• 21 juillet 2013 - Par Au fil des mots et de l'histoire

     

    La bataille de Kagoul (en Bessarabie)

    D’après « Nouveau dictionnaire historique des sìeges et batailles mémorables » – 1809

     

    Dès l’instant où les Russes, sortant de leurs déserts glacés, voulurent pénétrer dans le midi de l’Europe, acquérir de l’influence politique, et faire redouter leurs armes, la Turquie devenait leur ennemi naturel. Ils envisageaient avec envie les bords fertiles de la Mer Noire, les rivages riants du Bosphore et les riches contrées de la Grèce.

    Leur marine militaire ne pouvait d’ailleurs acquérir de la considération en Europe, en demeurant renfermée dans les bruines et les frimas de la Baltique. En s’établissant sur le Pont-Euxin, elle pouvait protéger leur commerce et augmenter leurs richesses.

    Les Russes avaient profité des leçons de tous les peuples de l’Europe. Il s’était formé chez eux d’excellents officiers capables de guider la valeur indomptée des Cosaques, et de conduire les bataillons réguliers habitués aux manœuvres et à la discipline des nations les plus renommées par leur tactique.

    On distingua, parmi leurs généraux, dans la guerre de 1770, le maréchal de Romanzow, vainqueur des Turcs sur le Pruth.

    Il remontait paisiblement vers l’embouchure de cette rivière, croyant n’avoir plus devant lui que quelques hordes errantes après une grande défaite. Tout-à-coup, il est en présence de cent cinquante mille Turcs commandés par le khan des Tartares de Crimée. Dix-huit mille Russes seulement étaient alors sous ses drapeaux.

    L’occasion paraît favorable au khan de prendre sa revanche.
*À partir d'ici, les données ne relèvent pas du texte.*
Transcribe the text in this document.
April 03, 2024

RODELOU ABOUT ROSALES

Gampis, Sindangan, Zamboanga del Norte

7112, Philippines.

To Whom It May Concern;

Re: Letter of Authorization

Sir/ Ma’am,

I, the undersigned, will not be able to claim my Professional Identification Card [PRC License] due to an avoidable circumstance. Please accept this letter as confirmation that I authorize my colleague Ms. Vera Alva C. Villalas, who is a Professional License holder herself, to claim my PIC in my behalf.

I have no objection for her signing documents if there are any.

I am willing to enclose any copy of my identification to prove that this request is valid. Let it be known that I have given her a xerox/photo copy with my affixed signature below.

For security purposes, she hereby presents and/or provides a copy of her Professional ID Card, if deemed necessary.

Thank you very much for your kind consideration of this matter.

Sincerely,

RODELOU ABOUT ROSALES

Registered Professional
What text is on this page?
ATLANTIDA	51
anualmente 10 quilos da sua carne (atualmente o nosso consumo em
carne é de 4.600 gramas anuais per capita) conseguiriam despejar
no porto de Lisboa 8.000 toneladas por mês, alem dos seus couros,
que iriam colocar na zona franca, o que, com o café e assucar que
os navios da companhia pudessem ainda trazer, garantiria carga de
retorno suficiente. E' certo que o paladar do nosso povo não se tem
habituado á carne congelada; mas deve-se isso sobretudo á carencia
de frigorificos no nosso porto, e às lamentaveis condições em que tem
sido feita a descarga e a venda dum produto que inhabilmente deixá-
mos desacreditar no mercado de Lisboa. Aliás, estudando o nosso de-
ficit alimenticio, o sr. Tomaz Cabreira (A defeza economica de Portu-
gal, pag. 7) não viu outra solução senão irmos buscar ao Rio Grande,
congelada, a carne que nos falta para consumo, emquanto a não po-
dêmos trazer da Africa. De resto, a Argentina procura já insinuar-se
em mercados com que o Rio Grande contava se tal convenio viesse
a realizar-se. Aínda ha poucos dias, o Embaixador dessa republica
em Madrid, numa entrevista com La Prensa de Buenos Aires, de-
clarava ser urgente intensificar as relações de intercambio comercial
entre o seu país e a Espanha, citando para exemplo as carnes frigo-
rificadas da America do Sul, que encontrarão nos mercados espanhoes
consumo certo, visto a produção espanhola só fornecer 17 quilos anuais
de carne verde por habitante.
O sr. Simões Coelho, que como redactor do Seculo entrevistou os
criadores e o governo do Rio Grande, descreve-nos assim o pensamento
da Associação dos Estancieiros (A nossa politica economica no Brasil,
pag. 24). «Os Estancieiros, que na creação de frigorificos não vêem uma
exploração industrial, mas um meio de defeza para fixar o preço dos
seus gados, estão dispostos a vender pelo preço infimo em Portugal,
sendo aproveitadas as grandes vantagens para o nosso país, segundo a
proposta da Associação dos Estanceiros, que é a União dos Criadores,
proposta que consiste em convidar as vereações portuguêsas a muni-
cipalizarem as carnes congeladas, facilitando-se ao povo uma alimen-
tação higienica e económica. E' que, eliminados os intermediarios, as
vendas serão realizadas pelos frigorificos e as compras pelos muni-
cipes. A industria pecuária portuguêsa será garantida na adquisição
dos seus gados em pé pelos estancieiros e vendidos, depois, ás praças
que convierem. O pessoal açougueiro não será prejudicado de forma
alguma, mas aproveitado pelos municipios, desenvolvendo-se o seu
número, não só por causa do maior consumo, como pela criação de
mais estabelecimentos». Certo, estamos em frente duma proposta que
Il s’étend sur la gauche de l’armée russe, et l’enveloppe de manière à lui couper la retraite. Les Turcs, peu confiants encore dans leur supériorité, entourent, pendant la nuit, leur camp d’un triple retranchement.

    Le grand vizir donne à Kagoul, le 18 juillet, le signal du combat ; les Russes étaient environnés de tous côtés. Un de leurs bataillons carrés est entièrement haché. Quatre autres carrés, formant le reste de cette armée, auraient été totalement détruits par le canon et la mousqueterie des Ottomans, si le maréchal de Romanzow n’eût ordonné, dans ce pressant danger, de marcher la baïonnette en avant, et de foncer sur les Turcs.

    Les Ottomans plient, se retirent dans leurs retranchements, s’y défendent longtemps avec courage, mais le nombre cède à la discipline et à l’intelligence. La défaite des Ottomans est complète ; ils entraînent le vizir dans leur fuite, laissant presque cinquante mille hommes sur le champ de bataille. La plus grande partie de leurs bagages et de leurs munitions, avec cent quarante-trois canons de bronze et sept mille chariots de provisions, demeurent au pouvoir des Russes.

    Catherine II fît construire, à Czarco-Zelo, un obélisque en marbre, pour perpétuer le souvenir de cette victoire.